Pour Gaston Leval, il ne s’agit pas d’attaquer Camus dans Le Libertaire, mais de défendre Bakounine et le manque de rigueur de l’écrivain qui n’a pas suffisamment vérifié ses sources. Les reproches finiront par un retentissant « Albert Camus, qu’avez-vous lu de Bakounine ? En votre âme et conscience, répondez-vous à vous-même avec votre droiture et cette sincérité que vous exigez des autres ». Ce chapitre est particulièrement à recommander à nos lecteurs spécialistes de Bakounine, admirateurs de Gaston Leval, comme d’ailleurs d’Albert Camus…

Bataille/Camus
La polémique soulevée par Georges Bataille a pour Jean-Luc Moreau une tout autre origine : « Bataille ne nous intéresse pas dans cet ouvrage pour s’être frontalement attaqué à Camus, mais tout au contraire pour l’avoir défendu.

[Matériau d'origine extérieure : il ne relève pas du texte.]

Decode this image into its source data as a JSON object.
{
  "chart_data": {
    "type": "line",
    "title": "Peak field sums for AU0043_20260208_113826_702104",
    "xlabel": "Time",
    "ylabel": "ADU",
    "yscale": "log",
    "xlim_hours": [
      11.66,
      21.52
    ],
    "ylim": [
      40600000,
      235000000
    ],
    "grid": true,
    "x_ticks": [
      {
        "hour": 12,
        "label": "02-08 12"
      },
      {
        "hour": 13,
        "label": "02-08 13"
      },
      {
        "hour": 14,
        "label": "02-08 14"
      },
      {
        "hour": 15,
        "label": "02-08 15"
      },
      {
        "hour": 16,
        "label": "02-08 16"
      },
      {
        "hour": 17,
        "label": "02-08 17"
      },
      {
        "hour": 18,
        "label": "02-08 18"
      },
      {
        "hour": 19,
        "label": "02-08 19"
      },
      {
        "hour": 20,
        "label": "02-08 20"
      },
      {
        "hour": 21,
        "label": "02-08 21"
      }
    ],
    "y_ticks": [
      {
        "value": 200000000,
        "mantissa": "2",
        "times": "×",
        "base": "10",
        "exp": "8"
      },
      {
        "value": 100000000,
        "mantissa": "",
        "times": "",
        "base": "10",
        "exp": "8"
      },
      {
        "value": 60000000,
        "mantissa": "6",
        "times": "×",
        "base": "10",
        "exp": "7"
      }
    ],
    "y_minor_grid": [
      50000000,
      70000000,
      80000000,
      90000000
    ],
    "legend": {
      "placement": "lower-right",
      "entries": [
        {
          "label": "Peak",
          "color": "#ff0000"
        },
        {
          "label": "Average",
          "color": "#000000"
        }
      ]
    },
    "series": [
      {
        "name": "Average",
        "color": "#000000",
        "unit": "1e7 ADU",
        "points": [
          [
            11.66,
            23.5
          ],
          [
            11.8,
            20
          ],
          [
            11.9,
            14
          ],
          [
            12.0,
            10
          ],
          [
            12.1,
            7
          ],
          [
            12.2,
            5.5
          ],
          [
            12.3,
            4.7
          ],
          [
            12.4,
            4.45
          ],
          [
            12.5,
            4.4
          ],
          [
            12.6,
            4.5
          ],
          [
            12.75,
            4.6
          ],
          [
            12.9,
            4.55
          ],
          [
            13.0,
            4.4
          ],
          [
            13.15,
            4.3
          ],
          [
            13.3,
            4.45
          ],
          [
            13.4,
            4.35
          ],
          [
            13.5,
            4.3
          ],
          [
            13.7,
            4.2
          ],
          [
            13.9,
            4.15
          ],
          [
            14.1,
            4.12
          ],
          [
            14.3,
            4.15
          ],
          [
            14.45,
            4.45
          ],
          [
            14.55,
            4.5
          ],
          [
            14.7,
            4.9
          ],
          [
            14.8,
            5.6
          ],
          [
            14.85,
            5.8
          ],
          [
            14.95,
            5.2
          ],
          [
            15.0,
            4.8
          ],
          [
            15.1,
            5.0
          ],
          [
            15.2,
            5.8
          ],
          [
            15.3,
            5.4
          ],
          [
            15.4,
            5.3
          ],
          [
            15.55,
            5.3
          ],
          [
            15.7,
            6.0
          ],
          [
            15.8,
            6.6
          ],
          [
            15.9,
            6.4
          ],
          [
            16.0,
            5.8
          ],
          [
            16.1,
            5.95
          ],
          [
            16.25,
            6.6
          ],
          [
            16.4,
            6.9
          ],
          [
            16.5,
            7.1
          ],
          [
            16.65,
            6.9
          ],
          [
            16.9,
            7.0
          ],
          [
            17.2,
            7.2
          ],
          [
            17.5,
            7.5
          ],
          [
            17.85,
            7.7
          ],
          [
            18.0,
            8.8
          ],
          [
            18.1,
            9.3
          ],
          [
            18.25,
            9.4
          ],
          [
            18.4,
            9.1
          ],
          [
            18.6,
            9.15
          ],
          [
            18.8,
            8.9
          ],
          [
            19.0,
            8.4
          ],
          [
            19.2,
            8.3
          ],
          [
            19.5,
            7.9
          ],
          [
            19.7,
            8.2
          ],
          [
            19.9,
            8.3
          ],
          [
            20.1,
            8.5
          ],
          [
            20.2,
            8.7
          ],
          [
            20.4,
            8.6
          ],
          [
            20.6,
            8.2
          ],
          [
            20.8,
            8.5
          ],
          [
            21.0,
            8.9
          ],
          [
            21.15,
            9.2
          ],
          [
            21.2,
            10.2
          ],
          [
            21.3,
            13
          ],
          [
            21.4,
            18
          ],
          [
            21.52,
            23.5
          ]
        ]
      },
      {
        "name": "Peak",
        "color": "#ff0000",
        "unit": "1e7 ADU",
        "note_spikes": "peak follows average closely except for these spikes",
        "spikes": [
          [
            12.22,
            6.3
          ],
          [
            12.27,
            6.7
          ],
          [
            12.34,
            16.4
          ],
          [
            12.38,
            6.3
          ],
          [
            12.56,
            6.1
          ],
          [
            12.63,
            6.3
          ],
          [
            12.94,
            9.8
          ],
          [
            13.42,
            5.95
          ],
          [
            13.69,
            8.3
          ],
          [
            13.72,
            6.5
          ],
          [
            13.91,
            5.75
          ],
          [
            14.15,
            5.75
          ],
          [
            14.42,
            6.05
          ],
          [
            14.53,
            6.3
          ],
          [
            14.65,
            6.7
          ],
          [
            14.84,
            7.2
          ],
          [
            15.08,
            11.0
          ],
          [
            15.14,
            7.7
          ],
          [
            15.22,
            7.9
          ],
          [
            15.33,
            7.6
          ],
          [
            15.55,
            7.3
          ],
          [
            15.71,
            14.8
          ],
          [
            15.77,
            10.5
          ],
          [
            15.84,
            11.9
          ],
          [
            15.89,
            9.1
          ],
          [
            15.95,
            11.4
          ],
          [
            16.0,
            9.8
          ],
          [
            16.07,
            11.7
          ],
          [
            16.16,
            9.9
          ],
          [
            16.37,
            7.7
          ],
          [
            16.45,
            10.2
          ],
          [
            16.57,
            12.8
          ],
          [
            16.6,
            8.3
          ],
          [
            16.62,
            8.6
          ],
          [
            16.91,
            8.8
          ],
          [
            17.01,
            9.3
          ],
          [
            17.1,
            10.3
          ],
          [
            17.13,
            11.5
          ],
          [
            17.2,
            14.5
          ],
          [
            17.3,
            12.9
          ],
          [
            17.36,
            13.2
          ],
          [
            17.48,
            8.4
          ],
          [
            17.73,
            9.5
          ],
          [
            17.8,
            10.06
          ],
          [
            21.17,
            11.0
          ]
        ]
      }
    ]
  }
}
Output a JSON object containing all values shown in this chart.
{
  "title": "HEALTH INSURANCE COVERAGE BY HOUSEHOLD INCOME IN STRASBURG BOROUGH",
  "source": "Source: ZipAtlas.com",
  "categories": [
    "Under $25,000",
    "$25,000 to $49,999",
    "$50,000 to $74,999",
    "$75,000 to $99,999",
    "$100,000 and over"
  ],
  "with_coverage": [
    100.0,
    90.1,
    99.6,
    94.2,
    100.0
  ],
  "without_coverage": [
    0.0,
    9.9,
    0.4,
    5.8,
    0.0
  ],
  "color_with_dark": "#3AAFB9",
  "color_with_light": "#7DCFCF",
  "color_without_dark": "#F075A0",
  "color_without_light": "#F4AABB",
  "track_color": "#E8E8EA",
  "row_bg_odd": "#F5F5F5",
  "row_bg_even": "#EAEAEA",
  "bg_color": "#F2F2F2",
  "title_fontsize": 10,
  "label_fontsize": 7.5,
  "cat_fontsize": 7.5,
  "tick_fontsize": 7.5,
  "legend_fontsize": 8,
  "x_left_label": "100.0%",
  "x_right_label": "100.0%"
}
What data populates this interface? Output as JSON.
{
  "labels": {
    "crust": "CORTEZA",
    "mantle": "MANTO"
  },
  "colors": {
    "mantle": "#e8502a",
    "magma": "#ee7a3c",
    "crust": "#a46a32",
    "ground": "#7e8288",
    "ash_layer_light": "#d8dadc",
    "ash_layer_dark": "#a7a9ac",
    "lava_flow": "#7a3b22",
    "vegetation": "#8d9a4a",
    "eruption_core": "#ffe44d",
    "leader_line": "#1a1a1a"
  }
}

Reprenant la controverse entre Breton et Camus, il analyse les arguments de l’un et de l’autre, distribue les bons et les mauvais points, s’attribue une position d’arbitre, ce qui lui donne une stature idéale pour exposer ses propres convictions. » Et Moreau de nous prévenir sur le sens à donner à ce chapitre : « Nous devons nous souvenir que Bataille a adopté une position stratégique de défense de Camus qui l’oblige à quelque mansuétude, voire des accommodements. »

Camus/Barthes/Guérin
La naissance de la polémique entre Roland Barthes et Albert Camus est expliquée ainsi : « Si L’Étranger a établi un tel lien entre Barthes et Camus, La Peste l’a rompu. » Dans ce chapitre passionnant, on aperçoit nettement la distance qui peut séparer Roland Barthes le critique d’Albert Camus écrivain. Barthes est déçu par La Peste, qui est « la révélation publique de l’écart entre ce que l’auteur prétend avoir voulu faire, l’analyse d’une épidémie et ce qu’il a réellement fait : un roman de la solitude ». La question évoquée n’est plus celle du style, mais celle du roman, comme genre et, dans le début de son article polémique, Barthes de rappeler que « La Peste n’est pas un roman, mais une chronique ».
Mais, si l’auteur du Degré zéro de l’écriture tique sur la morale introduite, selon lui, contre toutes les règles dans la chronique, il admet ne pouvoir trouver cette morale cohérente, voire justifiée au sein même de l’œuvre. Barthes est encore déçu par La Peste, parce que dans cette chronique « la tragédie avorte sans cesse et que l’épidémie ne produit pas la purification spectaculaire propre au tragique ». Et c’est en quoi « la morale – déterminant le choix de la chronique – a été choisie aux dépens de la métaphysique qui aurait conduit à un roman n’évacuant pas le tragique ». Jean-Luc Moreau regrette que Roland Barthes ne développe davantage, car il rejoint là la critique la plus forte, peut-être, qu’on ait faite à l’œuvre d’Albert Camus, du moins à certains de ses livres (Le Mythe de Sisyphe, L’Homme révolté et La Peste) : commencer par une prise de position métaphysique (l’absurde), l’abandonner plus ou moins insensiblement par la suite, pour en fin de compte tomber dans la morale…
Enfin, dans ses Humeurs, Raymond Guérin s’en prend peut-être moins à Camus qu’au public « moutonnier » l’ayant, selon lui, glorifié d’une manière abusive et rendu par là même intouchable… C’est toute la problématique portée par cet ouvrage un peu élitiste, mais incontournable pour les amateurs d’Albert Camus et ses polémistes…


*. Il faudra attendre 1987 pour que Le Clézio dépasse même la provocation de Camus en soulignant que dans Les Chants de Maldoror, « le fabuleux est conduit à son extrême, c’est-à-dire à l’absurde ».